Now Tracey is anxious to resume her life, though she has to guard against infection and accidents for the next several months and may need further therapy after extensive neurological testing.
She expects to go back to work as a nursing assistant later this month and hopes to go back to school in the fall.
She’s also planning a courthouse wedding before the formal one in October 2017.
That doesn’t surprise those who know the kind-hearted, driven teen.
“Since she started high school, she has been highly motivated,” Tracey’s grandmother, Debra Merrifield, said. “She has an aunt and uncle who are both just like her. You have to put cement blocks on their feet to stop them.”
“She’s a sassy, spunky girl,” said Tracey’s cousin, Deidre Smith. “It cracked me up. She came [into my job] after the accident and talked about her (life), her boyfriend. Not a thing had changed.”
That’s not quite true, Dunevant said. Tracey talks more, speaks faster and often repeats herself. She’s more impulsive than she used to be. And she’s afraid to drive.

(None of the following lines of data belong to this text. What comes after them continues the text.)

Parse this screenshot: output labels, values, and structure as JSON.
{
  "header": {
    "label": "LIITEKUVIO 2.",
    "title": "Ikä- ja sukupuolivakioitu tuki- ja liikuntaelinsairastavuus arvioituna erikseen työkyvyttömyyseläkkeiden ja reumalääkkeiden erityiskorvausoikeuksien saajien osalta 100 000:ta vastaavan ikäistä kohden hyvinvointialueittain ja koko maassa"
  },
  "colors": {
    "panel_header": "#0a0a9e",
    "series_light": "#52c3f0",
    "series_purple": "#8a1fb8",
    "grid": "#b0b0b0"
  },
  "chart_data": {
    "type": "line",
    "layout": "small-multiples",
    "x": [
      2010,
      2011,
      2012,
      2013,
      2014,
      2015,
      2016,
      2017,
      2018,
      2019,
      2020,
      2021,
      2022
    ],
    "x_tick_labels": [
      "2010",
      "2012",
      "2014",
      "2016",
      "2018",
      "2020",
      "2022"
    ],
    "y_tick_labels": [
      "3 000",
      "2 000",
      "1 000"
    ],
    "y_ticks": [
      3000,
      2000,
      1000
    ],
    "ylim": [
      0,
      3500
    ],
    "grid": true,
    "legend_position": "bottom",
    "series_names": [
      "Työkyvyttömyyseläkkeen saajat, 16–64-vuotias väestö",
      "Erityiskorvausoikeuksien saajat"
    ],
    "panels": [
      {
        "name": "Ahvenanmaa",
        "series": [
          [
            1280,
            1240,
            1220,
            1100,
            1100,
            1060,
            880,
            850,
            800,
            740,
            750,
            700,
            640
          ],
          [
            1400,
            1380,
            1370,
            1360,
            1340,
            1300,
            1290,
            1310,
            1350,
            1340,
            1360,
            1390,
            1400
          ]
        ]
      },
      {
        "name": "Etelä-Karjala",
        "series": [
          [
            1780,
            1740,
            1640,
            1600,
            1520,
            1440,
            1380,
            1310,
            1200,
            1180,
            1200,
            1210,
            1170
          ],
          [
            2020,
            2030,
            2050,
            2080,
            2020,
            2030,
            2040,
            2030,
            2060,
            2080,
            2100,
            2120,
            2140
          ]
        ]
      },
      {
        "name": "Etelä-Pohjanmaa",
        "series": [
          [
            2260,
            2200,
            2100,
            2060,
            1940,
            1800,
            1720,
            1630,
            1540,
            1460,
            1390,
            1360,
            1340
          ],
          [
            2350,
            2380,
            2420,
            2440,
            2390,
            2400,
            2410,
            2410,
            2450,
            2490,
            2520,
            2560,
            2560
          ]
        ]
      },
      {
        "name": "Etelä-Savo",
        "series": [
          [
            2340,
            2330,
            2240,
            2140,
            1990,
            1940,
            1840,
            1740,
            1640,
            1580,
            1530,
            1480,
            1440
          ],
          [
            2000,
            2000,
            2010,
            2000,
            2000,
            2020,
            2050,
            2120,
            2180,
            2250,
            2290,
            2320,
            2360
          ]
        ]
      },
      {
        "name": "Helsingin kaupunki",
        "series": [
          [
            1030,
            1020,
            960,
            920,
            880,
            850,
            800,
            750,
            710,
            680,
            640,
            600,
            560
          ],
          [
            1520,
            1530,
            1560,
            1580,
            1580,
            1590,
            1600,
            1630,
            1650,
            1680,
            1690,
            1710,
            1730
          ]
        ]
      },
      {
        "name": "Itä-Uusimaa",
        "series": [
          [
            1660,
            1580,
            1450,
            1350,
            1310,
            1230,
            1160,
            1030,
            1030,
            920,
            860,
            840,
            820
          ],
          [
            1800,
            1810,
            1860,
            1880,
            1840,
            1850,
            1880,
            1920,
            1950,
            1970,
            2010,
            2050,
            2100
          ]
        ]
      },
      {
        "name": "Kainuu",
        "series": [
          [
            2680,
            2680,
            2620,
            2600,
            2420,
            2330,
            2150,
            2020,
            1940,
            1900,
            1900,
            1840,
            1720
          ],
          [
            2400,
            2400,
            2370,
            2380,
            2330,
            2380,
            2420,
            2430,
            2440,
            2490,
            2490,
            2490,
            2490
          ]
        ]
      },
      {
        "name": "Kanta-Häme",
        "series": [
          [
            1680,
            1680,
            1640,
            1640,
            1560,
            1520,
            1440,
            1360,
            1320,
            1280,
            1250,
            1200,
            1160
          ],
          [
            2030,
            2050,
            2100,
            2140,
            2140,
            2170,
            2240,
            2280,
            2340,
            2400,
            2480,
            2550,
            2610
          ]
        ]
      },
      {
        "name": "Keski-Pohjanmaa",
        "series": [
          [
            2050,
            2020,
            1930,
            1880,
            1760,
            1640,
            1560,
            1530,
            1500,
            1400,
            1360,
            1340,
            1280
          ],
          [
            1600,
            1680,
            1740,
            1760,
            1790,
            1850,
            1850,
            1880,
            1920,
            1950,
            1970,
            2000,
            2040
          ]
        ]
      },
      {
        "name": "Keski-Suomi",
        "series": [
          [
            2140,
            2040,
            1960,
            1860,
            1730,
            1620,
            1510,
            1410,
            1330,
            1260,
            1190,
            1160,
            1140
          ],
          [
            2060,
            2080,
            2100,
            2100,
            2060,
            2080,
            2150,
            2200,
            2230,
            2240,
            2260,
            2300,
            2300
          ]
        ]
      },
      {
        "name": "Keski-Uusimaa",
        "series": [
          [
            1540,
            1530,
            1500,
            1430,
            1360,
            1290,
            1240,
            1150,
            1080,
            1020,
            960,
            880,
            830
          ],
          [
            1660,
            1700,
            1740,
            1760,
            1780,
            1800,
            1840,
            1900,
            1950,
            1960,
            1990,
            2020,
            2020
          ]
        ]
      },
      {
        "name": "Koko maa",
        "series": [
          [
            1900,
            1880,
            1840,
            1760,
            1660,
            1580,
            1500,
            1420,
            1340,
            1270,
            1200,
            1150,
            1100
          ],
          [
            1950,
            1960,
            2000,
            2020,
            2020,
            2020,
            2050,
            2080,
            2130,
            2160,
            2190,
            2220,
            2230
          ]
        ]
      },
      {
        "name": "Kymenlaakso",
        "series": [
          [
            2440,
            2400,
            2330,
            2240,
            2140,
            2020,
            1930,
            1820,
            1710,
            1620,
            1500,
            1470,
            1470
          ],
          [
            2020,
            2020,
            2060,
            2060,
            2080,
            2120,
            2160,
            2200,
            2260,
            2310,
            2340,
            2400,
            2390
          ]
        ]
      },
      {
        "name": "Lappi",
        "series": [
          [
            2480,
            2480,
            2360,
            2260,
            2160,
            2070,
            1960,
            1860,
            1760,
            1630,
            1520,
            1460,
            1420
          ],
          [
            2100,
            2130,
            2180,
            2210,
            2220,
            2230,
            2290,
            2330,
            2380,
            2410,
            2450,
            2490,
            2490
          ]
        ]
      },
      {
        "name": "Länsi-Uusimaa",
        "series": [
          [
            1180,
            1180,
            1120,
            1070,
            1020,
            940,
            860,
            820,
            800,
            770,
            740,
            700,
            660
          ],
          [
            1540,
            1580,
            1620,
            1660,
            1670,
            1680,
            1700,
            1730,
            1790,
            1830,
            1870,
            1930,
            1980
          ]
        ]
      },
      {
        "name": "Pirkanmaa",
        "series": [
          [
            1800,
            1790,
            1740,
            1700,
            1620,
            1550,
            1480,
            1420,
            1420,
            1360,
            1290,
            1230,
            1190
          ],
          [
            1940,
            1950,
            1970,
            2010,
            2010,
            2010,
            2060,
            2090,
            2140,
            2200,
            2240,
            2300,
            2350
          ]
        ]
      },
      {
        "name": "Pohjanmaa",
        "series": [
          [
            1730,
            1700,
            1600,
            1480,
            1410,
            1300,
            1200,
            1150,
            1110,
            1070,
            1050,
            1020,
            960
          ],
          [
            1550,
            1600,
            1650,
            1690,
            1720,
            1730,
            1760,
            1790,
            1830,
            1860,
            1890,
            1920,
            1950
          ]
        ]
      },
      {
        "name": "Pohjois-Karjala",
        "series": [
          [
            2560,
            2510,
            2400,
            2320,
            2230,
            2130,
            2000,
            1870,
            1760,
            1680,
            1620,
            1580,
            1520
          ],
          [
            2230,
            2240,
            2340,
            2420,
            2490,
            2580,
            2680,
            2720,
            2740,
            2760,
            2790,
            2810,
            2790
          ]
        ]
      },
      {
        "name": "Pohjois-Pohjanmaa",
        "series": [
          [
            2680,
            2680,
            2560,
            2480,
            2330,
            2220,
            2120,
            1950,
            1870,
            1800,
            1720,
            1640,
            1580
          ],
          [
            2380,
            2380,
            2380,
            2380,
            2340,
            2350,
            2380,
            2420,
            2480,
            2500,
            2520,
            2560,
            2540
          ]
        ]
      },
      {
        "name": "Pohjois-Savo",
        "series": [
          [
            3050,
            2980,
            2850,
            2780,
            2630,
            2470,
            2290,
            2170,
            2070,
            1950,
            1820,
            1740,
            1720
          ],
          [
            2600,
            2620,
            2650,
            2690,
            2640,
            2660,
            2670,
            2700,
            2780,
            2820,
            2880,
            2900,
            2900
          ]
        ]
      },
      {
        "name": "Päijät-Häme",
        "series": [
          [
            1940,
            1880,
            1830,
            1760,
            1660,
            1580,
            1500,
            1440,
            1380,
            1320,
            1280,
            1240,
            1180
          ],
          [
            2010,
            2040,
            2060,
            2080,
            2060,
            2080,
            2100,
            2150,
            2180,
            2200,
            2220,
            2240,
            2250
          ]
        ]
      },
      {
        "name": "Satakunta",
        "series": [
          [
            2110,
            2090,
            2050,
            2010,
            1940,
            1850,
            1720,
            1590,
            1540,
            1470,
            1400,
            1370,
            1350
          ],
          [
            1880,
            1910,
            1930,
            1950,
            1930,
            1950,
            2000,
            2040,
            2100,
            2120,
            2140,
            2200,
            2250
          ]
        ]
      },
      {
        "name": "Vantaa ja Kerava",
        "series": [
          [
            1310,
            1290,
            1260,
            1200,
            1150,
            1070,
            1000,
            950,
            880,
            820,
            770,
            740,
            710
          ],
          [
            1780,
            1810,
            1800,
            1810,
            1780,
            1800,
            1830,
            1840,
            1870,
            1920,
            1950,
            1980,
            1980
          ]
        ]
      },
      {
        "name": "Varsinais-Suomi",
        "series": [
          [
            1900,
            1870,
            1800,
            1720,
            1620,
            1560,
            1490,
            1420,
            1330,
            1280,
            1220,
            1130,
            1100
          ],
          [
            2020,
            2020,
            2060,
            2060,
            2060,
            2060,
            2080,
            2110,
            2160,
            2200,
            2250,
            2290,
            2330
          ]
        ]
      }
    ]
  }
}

But that doesn’t change who she is or how friends and her close family feel about her.
“You won’t find anyone here who has an unkind thing to say about Kenzie — not a teacher, not a friend,” Rager said. “She does nice things for people, she does nice things for her family.”
“I love her to death,” said Maddie Hoose, 11, Tracey’s sister. “She’s a living miracle.”
Drahos writes for the Traverse City, Michigan Record-Eagle.